The last command creates a file that we don’t want to be saved in the src folder. so please remove that last file because we are going to do a better way

unlink ./src/app.js

Let’s update our package.json file as below:

{
"name": "noteapp-2",
"version": "1.0.0",
"main": "index.js",
"scripts": {
"start": "ts-node ./src/app",
"build": "tsc"
},
"keywords": [],
"author": "",
"license": "ISC",
"description": "",
"devDependencies": {
"ts-node": "^10.9.1",
"typescript": "^5.0.4"
}
}

Now you can run your code by the below commands:

npm run start

# You can eliminate the run only for "start" command
npm start

or build by the below command:

npm run build

node build/app.js

Let’s introduce Nodemon!

This beloved package will help you to develop easily. In my mind building and running every time we change the code is exhausting, so let’s adopt a better way to develop.

npm install nodemon --save-dev

This will save the nodemon package as a dev dependency.

Also, update the scripts part of the package.json as below:

{
...
"scripts": {
...
"dev": "nodemon ./src/app.ts",
...
},
...
}

Now by running the below command you can see the results by changing and saving the src/app.ts file

npm run dev

Voila!
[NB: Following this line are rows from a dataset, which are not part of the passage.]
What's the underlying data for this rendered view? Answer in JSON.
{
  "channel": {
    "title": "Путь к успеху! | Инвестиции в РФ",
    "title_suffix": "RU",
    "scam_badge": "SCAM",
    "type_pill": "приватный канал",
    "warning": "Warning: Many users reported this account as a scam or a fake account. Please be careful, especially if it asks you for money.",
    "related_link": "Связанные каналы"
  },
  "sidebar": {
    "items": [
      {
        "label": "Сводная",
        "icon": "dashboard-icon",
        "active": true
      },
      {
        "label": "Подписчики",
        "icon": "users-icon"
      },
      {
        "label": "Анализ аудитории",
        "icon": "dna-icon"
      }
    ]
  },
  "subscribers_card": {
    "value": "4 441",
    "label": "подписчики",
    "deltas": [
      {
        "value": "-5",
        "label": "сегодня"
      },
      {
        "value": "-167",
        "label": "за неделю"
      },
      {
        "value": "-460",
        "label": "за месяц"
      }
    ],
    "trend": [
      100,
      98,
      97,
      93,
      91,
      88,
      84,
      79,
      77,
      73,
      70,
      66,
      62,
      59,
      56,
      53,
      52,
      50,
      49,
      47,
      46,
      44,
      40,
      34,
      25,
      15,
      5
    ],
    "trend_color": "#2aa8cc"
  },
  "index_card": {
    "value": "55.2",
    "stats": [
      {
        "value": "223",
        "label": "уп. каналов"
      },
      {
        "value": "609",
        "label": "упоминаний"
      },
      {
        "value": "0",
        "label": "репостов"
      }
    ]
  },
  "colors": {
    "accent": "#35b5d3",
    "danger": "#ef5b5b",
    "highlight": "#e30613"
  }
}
Now we have a simple scaffolded app structure to continue our journey through TS

Before finishing this article I wanted to add a really good package to make sure we write clean and easy-to-read code.

ESLint

ESLint helps you to follow a set of conventions or rules. No matter if you are a one-person army or a part of a big tech team, in both cases clean code matters!

Let’s install the package by the following command:

npm install --save-dev \
typescript@\* \
eslint@^8.0.1 \
eslint-plugin-promise@^6.0.0 \
eslint-plugin-import@^2.25.2 \
eslint-plugin-n@^15.0.0 \
@typescript-eslint/eslint-plugin@^5.43.0 \
eslint-config-standard-with-typescript@latest

Now you can initialize the configuration files automatically:

./node_modules/.bin/eslint -- --init

Make sure you have updated as below:

.eslintrc.json

{
"env": {
"browser": true,
"commonjs": true,
"es2021": true
},
"extends": "standard-with-typescript",
"overrides": [
],
"parserOptions": {
"ecmaVersion": "latest",
"project": "./tsconfig.json"
},
"rules" : {
"no-console": "off",
"indent": [ "error", 2 ],
"quotes": [ "error", "single" ],
"semi": [ "error", "never" ],
"no-trailing-spaces": [ "error", { "skipBlankLines": true } ],
"no-useless-constructor": [ "off" ],
"no-unused-vars": [ "error" ],
"arrow-spacing": [ "error" ],
"semi-spacing": [ "error" ],
"space-infix-ops": [ "error" ],
"space-before-blocks": [ "error" ],
"comma-spacing": [ "error" ],
"space-in-parens": [ "error" ],
"key-spacing": [ "error" ]
}
}

.eslintignore

node_modules
build
test
coverage
documentation
jest.config.ts

Let’s update the scripts part of the package.json file one more time!

{
...
"scripts": {
"start": "ts-node ./src/app",
"dev": "nodemon ./src/app.ts",
"build": "npm run lint && tsc",
"lint": "eslint --fix ."
},
...
}

How to test? Let’s mess up with our ./src/app.ts file as below:

const greet = (name: string)          =>        { console.log(`Hello ${name}`) }




greet( "Medium!" )

After running the npm run lint command it will fix the code as below:

const greet = (name: string) => { console.log(`Hello ${name}`) }

greet('Medium!')

It seems ESLint is unhappy with our code. let’s change and run again.

./src/app.ts

const greet = (name: string): void => { console.log(`Hello ${name}`) }

greet('Medium!')

It removed the extra spaces and converted double quotes to single quotes.

You can set up your favorite IDE to achieve the same result on saving the file. (I’ll skip that)

Congratulation! You came this far and made me happy by reading this article. It motivates me so much for the next part. I’ll promise to write ASAP.